The relationships between individual phytohormones present in OE and OWE were also examined (Tables 3 and 4). The auxin IAA showed a strong negative correlation with tZ in OWE (Table 4). While IAA positively correlated with GA6 in OE (Table 3). Furthermore, positive correlations between IBA and tZ and JA were found in OE. The tZ content was related to the KN content in both types of the ovaries. Some negative correlations between cytokinins and gibberellins were noted. tZ correlated negatively with GA3 in OWE and with GA1 in OE. In addition, KN negatively correlated with GA7 in OWE. An exceptionally strong negative correlation was observed between Z and JA in OE. Higher GA3 content was accompanied by higher GA7 content in OWE. ABA, SA, and GA4 did not show any correlation with any other phytohormones.
Discussion
Embryogenesis involves the interplay between endogenous hormones such as auxins, cytokinins, gibberellins, and abscisic acid. Knowing the hormonal profile during the haploid embryo development will allow to modify the rescue medium in order to increase the rate of their conversion into plants. The conversion of oat haploid embryos is the most critical stage in the production of oat DH (Lulsdorf et al.2014; Noga et al.2016; Warchoł et al.2018).

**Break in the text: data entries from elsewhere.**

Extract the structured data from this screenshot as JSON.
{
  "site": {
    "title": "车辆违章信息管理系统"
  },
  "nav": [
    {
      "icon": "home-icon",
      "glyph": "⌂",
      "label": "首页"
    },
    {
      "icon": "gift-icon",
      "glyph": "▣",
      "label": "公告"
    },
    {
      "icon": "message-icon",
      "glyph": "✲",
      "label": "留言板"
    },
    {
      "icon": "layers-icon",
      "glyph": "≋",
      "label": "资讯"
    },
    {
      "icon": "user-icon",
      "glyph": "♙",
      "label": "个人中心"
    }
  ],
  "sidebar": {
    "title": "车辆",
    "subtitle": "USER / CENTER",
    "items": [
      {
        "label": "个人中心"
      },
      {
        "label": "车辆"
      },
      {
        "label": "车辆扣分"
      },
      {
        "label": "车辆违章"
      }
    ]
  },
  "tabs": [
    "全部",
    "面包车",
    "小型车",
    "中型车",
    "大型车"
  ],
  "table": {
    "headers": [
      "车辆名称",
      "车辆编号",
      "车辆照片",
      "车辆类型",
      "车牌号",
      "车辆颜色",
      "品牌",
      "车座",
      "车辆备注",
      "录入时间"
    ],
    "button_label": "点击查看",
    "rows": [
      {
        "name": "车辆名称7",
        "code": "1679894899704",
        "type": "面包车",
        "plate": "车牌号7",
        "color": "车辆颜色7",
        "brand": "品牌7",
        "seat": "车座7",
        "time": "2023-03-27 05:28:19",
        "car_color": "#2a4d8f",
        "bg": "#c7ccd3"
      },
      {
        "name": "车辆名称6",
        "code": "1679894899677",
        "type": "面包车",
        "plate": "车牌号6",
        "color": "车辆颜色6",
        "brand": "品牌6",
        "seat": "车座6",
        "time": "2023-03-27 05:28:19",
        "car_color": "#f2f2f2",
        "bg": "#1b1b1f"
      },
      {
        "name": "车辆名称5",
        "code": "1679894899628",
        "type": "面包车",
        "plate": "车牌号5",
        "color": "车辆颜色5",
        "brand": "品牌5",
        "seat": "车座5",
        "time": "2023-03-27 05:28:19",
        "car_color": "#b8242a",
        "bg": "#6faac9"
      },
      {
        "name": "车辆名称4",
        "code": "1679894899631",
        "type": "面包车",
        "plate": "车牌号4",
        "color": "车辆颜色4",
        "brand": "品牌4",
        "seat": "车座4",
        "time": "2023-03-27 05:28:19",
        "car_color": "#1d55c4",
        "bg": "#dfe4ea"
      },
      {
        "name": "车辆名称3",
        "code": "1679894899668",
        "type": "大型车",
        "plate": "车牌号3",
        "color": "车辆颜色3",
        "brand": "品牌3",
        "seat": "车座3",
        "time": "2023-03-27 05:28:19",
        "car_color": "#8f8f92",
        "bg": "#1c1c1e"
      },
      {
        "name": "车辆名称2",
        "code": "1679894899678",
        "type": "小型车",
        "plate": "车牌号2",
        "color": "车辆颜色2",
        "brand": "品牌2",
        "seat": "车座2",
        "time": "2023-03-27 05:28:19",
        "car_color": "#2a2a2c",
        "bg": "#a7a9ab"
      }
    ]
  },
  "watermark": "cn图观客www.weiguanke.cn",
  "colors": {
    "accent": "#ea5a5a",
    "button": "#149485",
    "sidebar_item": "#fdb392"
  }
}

Higher IAA content in OE than in OWE can suggest that IAA is involved in the process of haploid embryo development, which is in line with the knowledge about zygotic embryogenesis (Bewley et al.2013). Auxin balance plays an important role in embryo apical-basal patterning (Hadfi et al.1998; Friml 2003; Friml et al.2003; Jenik and Barton 2005; Su et al.2011). Cheng et al. (2017), in turn, reported a higher IAA content in developing hazelnut ovules compared to abortive ones. According to Slater et al. (2013), auxin was the dominant hormone present in developing zygotic seeds of chickpea, lentil, field pea, and faba bean. IBA, which is considered an IAA precursor and/or a storage form (Simon and Petrásek 2011), was found in trace amounts in both types of the ovaries. The presence of 4-Cl-IAA in OWE in the current study is surprising, because so far this auxin has not been detected in oat. Possibly 4-Cl-IAA acts as a signaling factor and might be involved in the process of senescence in oat florets. The hormonal analyses were carried out 3 wk after pollination; thus, it can be assumed that the ovaries, in which embryos did not develop, were directed towards senescence. This would be consistent with the Engvild’s hypothesis (Engvild 1989), according to which 4-Cl-IAA could be a senescence factor. The 4-Cl-IAA content is associated with lower IAA amounts in OWE (compared to OE), which may indicate that it is a degradation product of IAA, as suggested by Slater et al. (2013).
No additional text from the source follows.